Well, I’ll tell you, though I seriously doubt if you can appreciate the mood or even understand the language. I’m thinking back, now, to my own moment on this stage in 1942, when the hundred and forty pounds were then a hundred and eighteen … the hairline was unreceded … when my dear friend, Helen Foley, out there, had less gray in her hair but was no more beautiful than she is today—and when the late and beloved Henry Merz tried to explain to me why I couldn’t get into the varsity football game because he found it difficult to reconcile playing a quarterback who weighed less than the team bulldog. All these things come back now, and have during the forty-eight hours I’ve been walking these streets of my youth.

So I preface a few remarks this evening with this plea for some degree of compassion on the part of you young people. Allow him this moment of recollection and keep in mind that twenty-five years from now you may well retrace your steps as I have and come back into this ugly and beloved room and wish in your heart of hearts, as I find myself wishing, that the twenty-five years had not gone by and that they could be relived. With more wisdom, perhaps, with more farsightedness, with more logic and reason and balance—but however—to be re-lived so that the mirror would once again reveal the unlined, marvelous face of youth that looks back with no fears and no trepidations, with an acceptance of challenge and with a dedication to meet the challenge.

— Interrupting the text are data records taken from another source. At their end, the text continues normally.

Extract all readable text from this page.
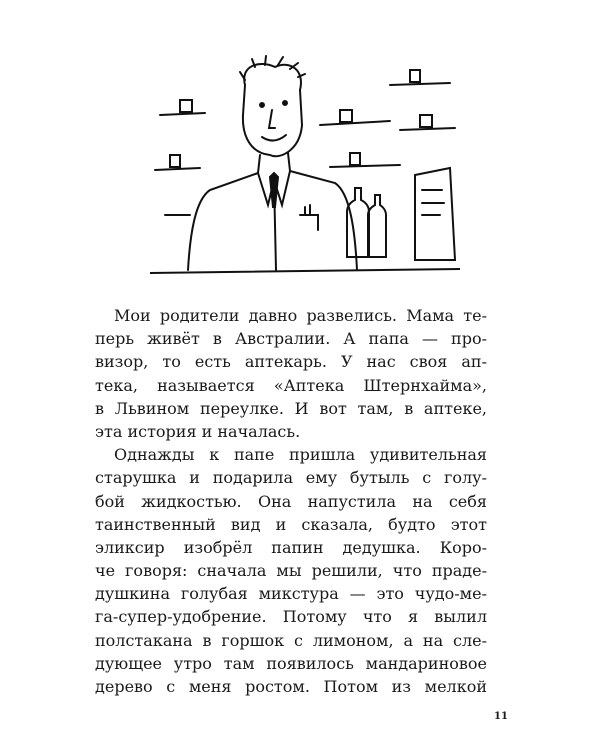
Мои родители давно развелись. Мама те-
перь живёт в Австралии. А папа — про-
визор, то есть аптекарь. У нас своя ап-
тека, называется «Аптека Штернхайма»,
в Львином переулке. И вот там, в аптеке,
эта история и началась.
Однажды к папе пришла удивительная
старушка и подарила ему бутыль с голу-
бой жидкостью. Она напустила на себя
таинственный вид и сказала, будто этот
эликсир изобрёл папин дедушка. Коро-
че говоря: сначала мы решили, что праде-
душкина голубая микстура — это чудо-ме-
га-супер-удобрение. Потому что я вылил
полстакана в горшок с лимоном, а на сле-
дующее утро там появилось мандариновое
дерево с меня ростом. Потом из мелкой
11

And this is, of course, what I’m here to talk about. Challenge. Are you tough enough—that’s the theme. That’s the question. Are you tough enough? I submit to you, young ladies and gentlemen, of all the virtues of man—toughness is the singular quality most required of you on this 28th day of January, the nineteen hundred and sixty eighth year of our Lord. Roddy—that kid of twenty-five years ago, and his contemporaries—had a few challenges of their own. World War Two. A brief lemonade after the Graduation ceremonies—and then a train to the induction centers. It was that way for most of us. But we had some things going for us that you don’t have. We had a sense of rightness. We had a sense of morality. The world had been botched up by the preceding generation—but our course was relatively clear. We were simply there to repair the damage that had been done and to make damned sure that our children would have no such chore. But … the best laid schemes o’mice and men go oft a-gley. So here, this evening, this member of a preceding generation stands in front of you by way of an apology that we did our job most improperly. We, in a sense, settled nothing and we have left you a world far more botched than the one that was left to us.